The question is: to whom was offered the blood that was shed for us, and why was it offered, this precious and glorious blood of our God, our high priest, our sacrifice? We were held captive by the evil one, for we had been ‘sold into the bondage of sin’ (Romans 7:14), and our wickedness was the price we paid for our pleasure. Now, a ransom is normally paid only to the captor, and so the question is: To whom was the ransom offered, and why? To the evil one? What an outrage! If it is supposed not merely that the thief received a ransom from God, but that the ransom is God himself – a payment for his act of arbitrary power so excessive that it certainly justified releasing us! If it was paid to the Father, I ask first, why? We were not held captive by him. Secondly, what reason can be given why the blood of the Only-begotten should be pleasing to the Father? For He did not accept even Isaac when he was offered by his father, but He gave a substitute for the sacrifice, a lamb to take the place of the human victim. Is it not clear that the Father accepts the sacrifice, not because He demanded or needed it, but because this was the part of the divine plan, since man had to be sanctified by the humanity of God; so that he might rescue us by overcoming the tyrant by force, and bring us back to Himself through the mediation of the Son, who carried out this divine plan to the honor of the Father, to whom he clearly delivers up all things. We have said just so much about Christ. There are many more things which must be passed over in silence…

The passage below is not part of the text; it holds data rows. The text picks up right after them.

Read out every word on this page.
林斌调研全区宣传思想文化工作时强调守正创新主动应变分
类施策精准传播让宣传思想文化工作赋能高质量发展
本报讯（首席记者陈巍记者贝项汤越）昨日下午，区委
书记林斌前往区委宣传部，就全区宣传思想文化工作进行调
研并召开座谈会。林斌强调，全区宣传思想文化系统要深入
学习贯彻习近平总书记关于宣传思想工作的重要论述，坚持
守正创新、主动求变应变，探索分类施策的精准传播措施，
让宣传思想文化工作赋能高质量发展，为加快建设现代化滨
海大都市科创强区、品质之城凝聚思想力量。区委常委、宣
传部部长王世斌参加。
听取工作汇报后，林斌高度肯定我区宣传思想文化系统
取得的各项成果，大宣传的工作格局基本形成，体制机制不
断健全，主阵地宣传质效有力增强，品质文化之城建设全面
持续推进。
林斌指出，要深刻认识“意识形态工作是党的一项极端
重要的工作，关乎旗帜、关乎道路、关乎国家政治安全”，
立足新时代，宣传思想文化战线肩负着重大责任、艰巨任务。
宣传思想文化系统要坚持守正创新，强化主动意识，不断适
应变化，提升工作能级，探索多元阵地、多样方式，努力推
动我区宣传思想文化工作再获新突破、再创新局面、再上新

A ransom is paid to a captor and we were enslaved by death. On the Cross, death thought it had swallowed a man and discovered it had swallowed God. The grave was burst asunder. Hades was emptied!

It’s a different lens through which to interpret reality than the dominant Western lens. As a result, the question of Adam’s “original sin” does not have the same prominence beyond its relatively straightforward typological meaning.